The history of the Consumer Data Industry Association goes back to 1906. Its founders established it in Rochester, New York as the National Association of Retail Credit Agencies. The organization arose because American consumers were requiring more credit. At the same time, Americans were moving around like never before. Creditors needed a standardized and consistent form of credit information on these consumers. This way they would be able to assess their history of credit payment.
The CDIA underwent numerous name changes over the decades before settling on their present one as the services provided by their membership gradually evolved. In 1907 they became the National Association of Mercantile Agencies. After World War I this organization changed to the Associated Credit Bureaus of America. Under this identity they created the very first standardized system for credit data reporting following World War II.
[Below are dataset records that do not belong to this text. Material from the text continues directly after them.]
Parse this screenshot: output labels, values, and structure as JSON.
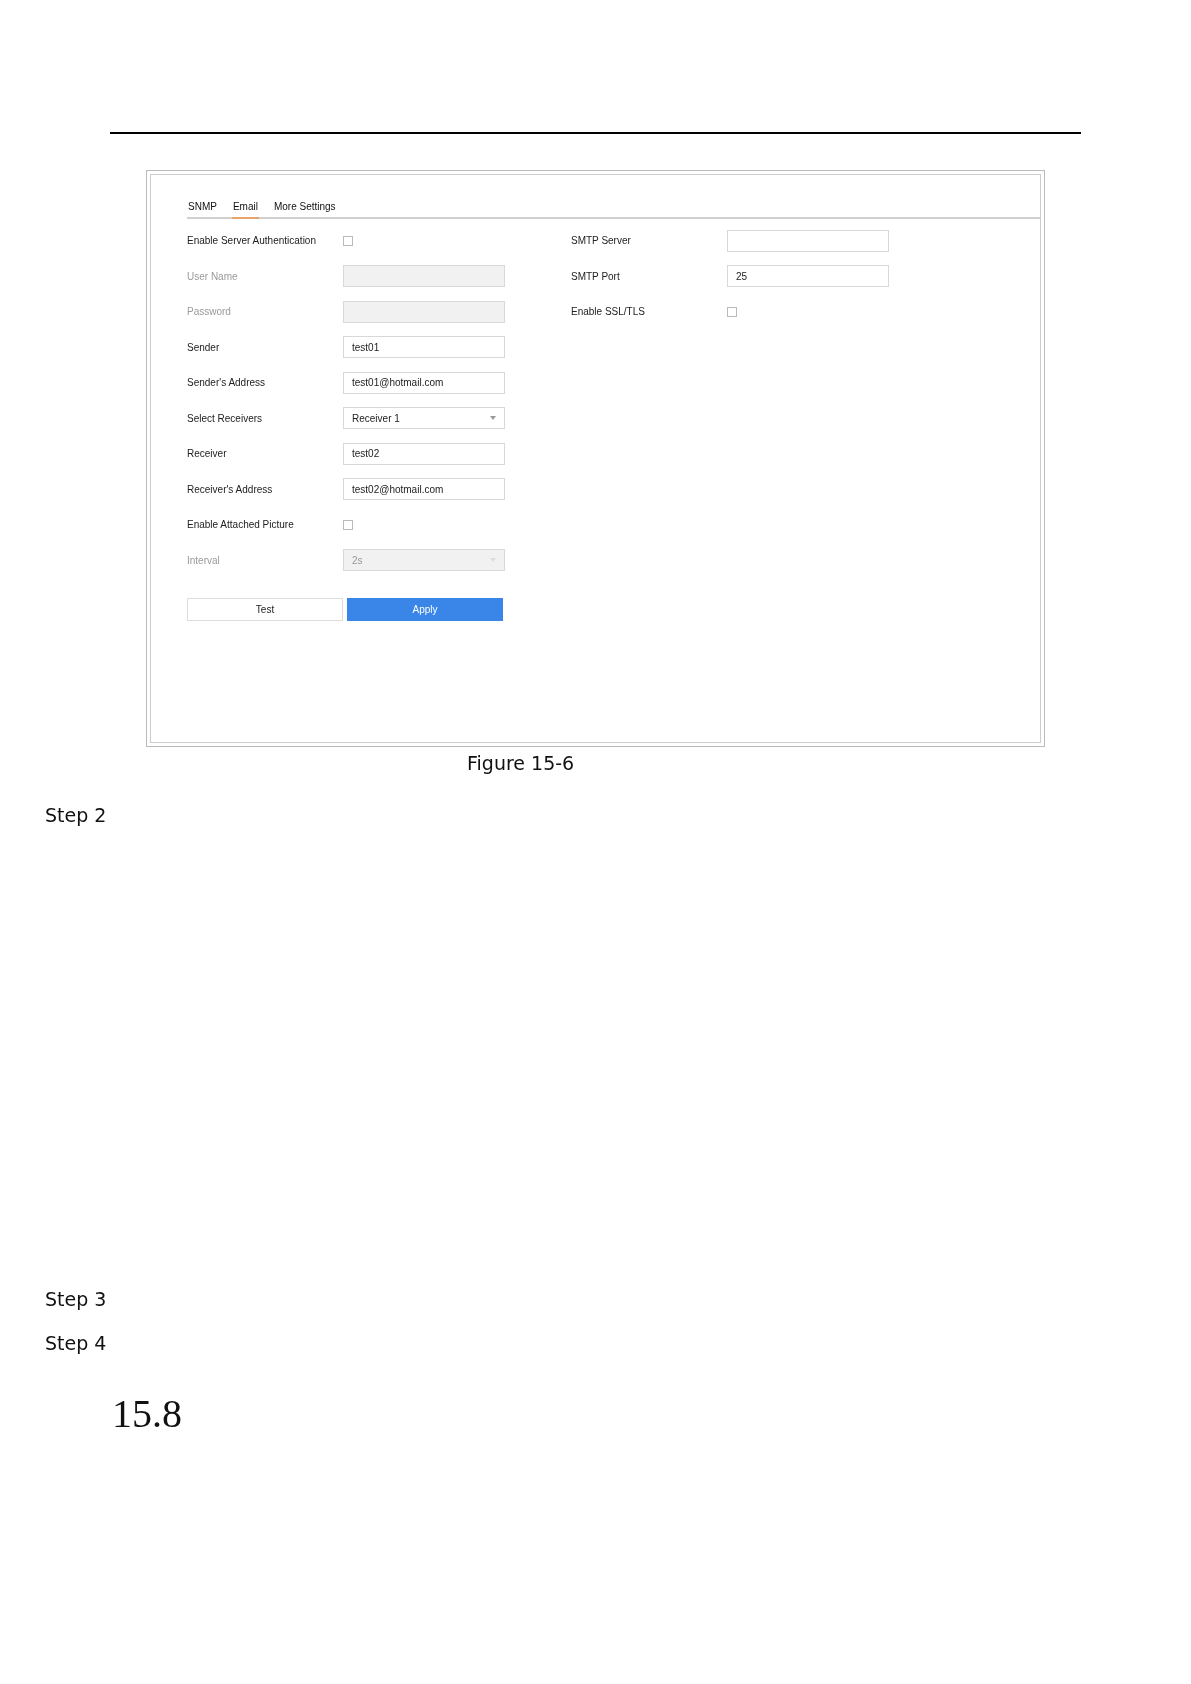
{
  "figure": {
    "tabs": [
      {
        "label": "SNMP",
        "selected": false
      },
      {
        "label": "Email",
        "selected": true
      },
      {
        "label": "More Settings",
        "selected": false
      }
    ],
    "left_fields": [
      {
        "kind": "checkbox",
        "label": "Enable Server Authentication",
        "checked": false,
        "disabled": false
      },
      {
        "kind": "text",
        "label": "User Name",
        "disabled": true
      },
      {
        "kind": "text",
        "label": "Password",
        "disabled": true
      },
      {
        "kind": "text",
        "label": "Sender",
        "value": "test01",
        "disabled": false
      },
      {
        "kind": "text",
        "label": "Sender's Address",
        "value": "test01@hotmail.com",
        "disabled": false
      },
      {
        "kind": "select",
        "label": "Select Receivers",
        "value": "Receiver 1",
        "disabled": false
      },
      {
        "kind": "text",
        "label": "Receiver",
        "value": "test02",
        "disabled": false
      },
      {
        "kind": "text",
        "label": "Receiver's Address",
        "value": "test02@hotmail.com",
        "disabled": false
      },
      {
        "kind": "checkbox",
        "label": "Enable Attached Picture",
        "checked": false,
        "disabled": false
      },
      {
        "kind": "select",
        "label": "Interval",
        "value": "2s",
        "disabled": true
      }
    ],
    "right_fields": [
      {
        "kind": "text",
        "label": "SMTP Server",
        "disabled": false
      },
      {
        "kind": "text",
        "label": "SMTP Port",
        "value": "25",
        "disabled": false
      },
      {
        "kind": "checkbox",
        "label": "Enable SSL/TLS",
        "checked": false,
        "disabled": false
      }
    ],
    "buttons": [
      {
        "label": "Test",
        "primary": false
      },
      {
        "label": "Apply",
        "primary": true
      }
    ]
  },
  "caption": "Figure 15-6",
  "steps": [
    "Step 2",
    "Step 3",
    "Step 4"
  ],
  "section_number": "15.8"
}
In the 1960s they began computerizing the industry to keep better track of credit records. Nearly all credit became accessed through such automation by the end of the 1960s. The agency again changed its name at this time to Associated Credit Bureaus as it had expanded to become international. The government took notice of all this activity and passed the first of the consumer reporting industry regulatory laws the Fair Credit Reporting Act in 1971.
In 1991 they moved the office to Washington, D.C. to be near the regulatory and legislative bodies of the U.S. A final name change came about in 2001 as the group evolved to its present Consumer Data Industry Association. Today the organization is the representative body for all companies that deal with analyzing and managing credit data for consumers. Since the 1990s this has grown beyond credit reports to include background screening and employment reporting.